Dysferlinopathies - Muscle reserves are depleted

SWAlexander

Senior Member
Messages
2,098
This discovery was too important.
The discovery by the ECRC and Max Delbrück Center researchers marks a turning point in the treatment of dysferlinopathies.

Gene-editing in patient and humanized-mice primary muscle stem cells rescues dysferlin expression in dysferlin-deficient muscular dystrophy​

Dystrophy-associated fer-1-like protein (dysferlin) conducts plasma membrane repair. Mutations in the DYSF gene cause a panoply of genetic muscular dystrophies.

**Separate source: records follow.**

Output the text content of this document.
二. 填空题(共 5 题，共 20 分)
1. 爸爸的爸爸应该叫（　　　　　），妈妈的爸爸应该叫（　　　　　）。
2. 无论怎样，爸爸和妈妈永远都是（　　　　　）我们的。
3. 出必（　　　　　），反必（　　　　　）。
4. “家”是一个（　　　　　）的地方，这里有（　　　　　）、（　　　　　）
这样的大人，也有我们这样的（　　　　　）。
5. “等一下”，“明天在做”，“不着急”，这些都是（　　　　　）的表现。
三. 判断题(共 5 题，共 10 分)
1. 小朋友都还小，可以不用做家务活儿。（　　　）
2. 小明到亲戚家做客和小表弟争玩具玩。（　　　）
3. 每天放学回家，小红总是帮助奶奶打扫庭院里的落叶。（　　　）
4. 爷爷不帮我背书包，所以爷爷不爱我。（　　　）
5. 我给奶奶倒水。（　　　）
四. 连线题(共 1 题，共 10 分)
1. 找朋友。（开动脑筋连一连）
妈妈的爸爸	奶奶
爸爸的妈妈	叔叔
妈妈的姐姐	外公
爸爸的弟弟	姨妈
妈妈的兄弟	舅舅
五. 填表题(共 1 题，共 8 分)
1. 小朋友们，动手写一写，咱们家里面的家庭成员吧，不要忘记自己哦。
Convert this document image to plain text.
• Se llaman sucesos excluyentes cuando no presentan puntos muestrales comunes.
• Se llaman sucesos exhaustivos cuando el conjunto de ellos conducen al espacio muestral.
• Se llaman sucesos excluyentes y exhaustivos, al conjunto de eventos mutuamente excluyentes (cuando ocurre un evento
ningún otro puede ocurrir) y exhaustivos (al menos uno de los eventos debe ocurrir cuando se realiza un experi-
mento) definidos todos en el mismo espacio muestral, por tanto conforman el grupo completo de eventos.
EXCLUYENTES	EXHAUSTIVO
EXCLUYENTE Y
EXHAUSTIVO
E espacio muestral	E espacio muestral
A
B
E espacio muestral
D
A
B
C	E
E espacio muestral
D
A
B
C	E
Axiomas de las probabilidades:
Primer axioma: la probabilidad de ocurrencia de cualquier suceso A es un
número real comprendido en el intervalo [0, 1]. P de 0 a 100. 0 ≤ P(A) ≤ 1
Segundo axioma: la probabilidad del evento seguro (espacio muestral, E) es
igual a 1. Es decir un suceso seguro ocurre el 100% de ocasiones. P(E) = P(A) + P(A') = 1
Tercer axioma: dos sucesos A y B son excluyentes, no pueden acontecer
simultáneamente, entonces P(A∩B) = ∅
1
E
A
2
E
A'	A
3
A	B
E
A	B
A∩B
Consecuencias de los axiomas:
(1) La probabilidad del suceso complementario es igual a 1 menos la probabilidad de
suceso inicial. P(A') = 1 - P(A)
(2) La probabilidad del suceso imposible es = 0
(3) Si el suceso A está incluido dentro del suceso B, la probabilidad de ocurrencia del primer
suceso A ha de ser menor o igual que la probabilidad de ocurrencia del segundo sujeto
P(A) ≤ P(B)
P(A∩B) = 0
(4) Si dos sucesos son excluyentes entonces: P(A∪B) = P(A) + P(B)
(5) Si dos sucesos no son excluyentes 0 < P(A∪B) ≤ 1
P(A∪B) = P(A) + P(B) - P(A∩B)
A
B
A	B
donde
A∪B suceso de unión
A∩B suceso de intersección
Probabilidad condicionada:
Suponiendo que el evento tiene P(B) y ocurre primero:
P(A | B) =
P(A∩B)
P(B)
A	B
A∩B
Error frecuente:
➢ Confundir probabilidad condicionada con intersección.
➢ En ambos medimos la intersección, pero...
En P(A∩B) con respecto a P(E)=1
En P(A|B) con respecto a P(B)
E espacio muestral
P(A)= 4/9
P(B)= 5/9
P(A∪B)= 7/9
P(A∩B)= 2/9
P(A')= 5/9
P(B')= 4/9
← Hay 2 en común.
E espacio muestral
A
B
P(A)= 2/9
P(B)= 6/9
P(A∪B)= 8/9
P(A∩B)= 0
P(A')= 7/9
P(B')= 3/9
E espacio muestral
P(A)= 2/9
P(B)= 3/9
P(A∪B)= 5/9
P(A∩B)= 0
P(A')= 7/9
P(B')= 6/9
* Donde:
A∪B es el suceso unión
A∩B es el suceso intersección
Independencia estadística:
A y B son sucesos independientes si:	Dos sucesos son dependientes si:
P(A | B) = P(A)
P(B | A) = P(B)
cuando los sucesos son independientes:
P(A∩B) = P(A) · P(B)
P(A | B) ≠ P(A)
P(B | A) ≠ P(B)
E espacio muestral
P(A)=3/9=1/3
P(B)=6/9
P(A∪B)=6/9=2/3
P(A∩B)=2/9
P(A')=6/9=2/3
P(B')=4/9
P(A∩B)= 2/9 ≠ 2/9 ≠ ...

We targeted a frequent loss-of-function, DYSF exon 44, founder frameshift mutation with mRNA-mediated delivery of SpCas9 in combination with a mutation-specific sgRNA to primary muscle stem cells from two homozygous patients.
https://www.nature.com/articles/s41467-024-55086-0

The delayed onset of symptoms is due to the body's ability to initially compensate for dysferlin deficiency. Over time, however:
  1. Cumulative muscle damage from daily activity overwhelms the repair system.
  2. Muscle reserves are depleted as damaged cells are replaced with scar tissue (fibrosis).
  3. Inflammation and chronic stress further accelerate muscle degeneration.
 

linusbert

Senior Member
Messages
1,499
this is nasty but sounds like a plausible cause for many.
how can i test for this mutation?

edit: AI says that blood serum "CK" is 10 to 100fold increased. in acute phases myoglobin too.
those are easy blood tests. myoglobin can be visible in urin too, redly coloring, a cheap urine stripe test for at home can reveal that too.